Eventually, all the filmed newspapers were transferred to the Blair County Genealogical Library in Hollidaysburg. My searches continued there—still slow, still requiring patience, still yielding the occasional gleaming nugget after hours of turning the crank to the right.

Then came 1999. I stumbled across one of the first online newspaper archives—NewspaperArchive.com—offering a searchable database for a fee. I will never forget the moment I typed “Wopsononock” into its search bar and watched dozens of results appear. It felt like striking gold. A few years later, a second major provider, Newspapers.com, arrived and expanded the possibilities even further.

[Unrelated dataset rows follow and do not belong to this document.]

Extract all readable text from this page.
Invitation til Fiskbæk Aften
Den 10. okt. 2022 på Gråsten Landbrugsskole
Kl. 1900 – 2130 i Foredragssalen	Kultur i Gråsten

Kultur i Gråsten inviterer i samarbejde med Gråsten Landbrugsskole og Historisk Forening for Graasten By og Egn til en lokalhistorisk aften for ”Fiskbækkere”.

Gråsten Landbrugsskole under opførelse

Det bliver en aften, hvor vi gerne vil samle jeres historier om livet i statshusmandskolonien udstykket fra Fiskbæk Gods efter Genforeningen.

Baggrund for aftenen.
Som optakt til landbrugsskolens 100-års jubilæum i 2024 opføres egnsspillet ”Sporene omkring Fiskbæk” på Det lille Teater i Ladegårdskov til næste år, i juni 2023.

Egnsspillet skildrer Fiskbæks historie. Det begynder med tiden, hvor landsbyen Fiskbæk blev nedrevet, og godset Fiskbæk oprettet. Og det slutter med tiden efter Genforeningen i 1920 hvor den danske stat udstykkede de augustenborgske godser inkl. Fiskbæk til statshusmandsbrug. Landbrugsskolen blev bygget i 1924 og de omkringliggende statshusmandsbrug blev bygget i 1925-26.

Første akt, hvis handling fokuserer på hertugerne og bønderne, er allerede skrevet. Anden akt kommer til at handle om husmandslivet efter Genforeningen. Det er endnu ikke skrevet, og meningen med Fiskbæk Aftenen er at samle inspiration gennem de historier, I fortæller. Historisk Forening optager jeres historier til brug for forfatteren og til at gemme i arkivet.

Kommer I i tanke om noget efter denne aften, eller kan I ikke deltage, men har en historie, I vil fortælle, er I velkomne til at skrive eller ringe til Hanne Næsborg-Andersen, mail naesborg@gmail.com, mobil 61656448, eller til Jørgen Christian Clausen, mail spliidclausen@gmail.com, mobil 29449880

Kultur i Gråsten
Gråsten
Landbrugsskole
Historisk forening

Since then, I’ve downloaded hundreds of articles on the Wopsononock Resort and Railroad. Even after more than fifty years of digging, I still get a thrill when a new scrap of information appears—another piece of the puzzle. Along the way I’ve collected photographs, postcards, negatives, souvenirs, and stories about one of the region’s best-kept secrets.

A personal note: after six years in our rental, we purchased a nearby lot and built our dream home. Tom passed away in 2008. By then our boys had long since moved out, following their own careers and families. I remained on the mountain until 2011, when I finally accepted that it was time to leave. The decision was difficult, but it was the right one.

This website is the clippings and discoveries I’ve gathered—shared so that others can learn, enjoy, and perhaps fall in love with the mountain’s history just as I did.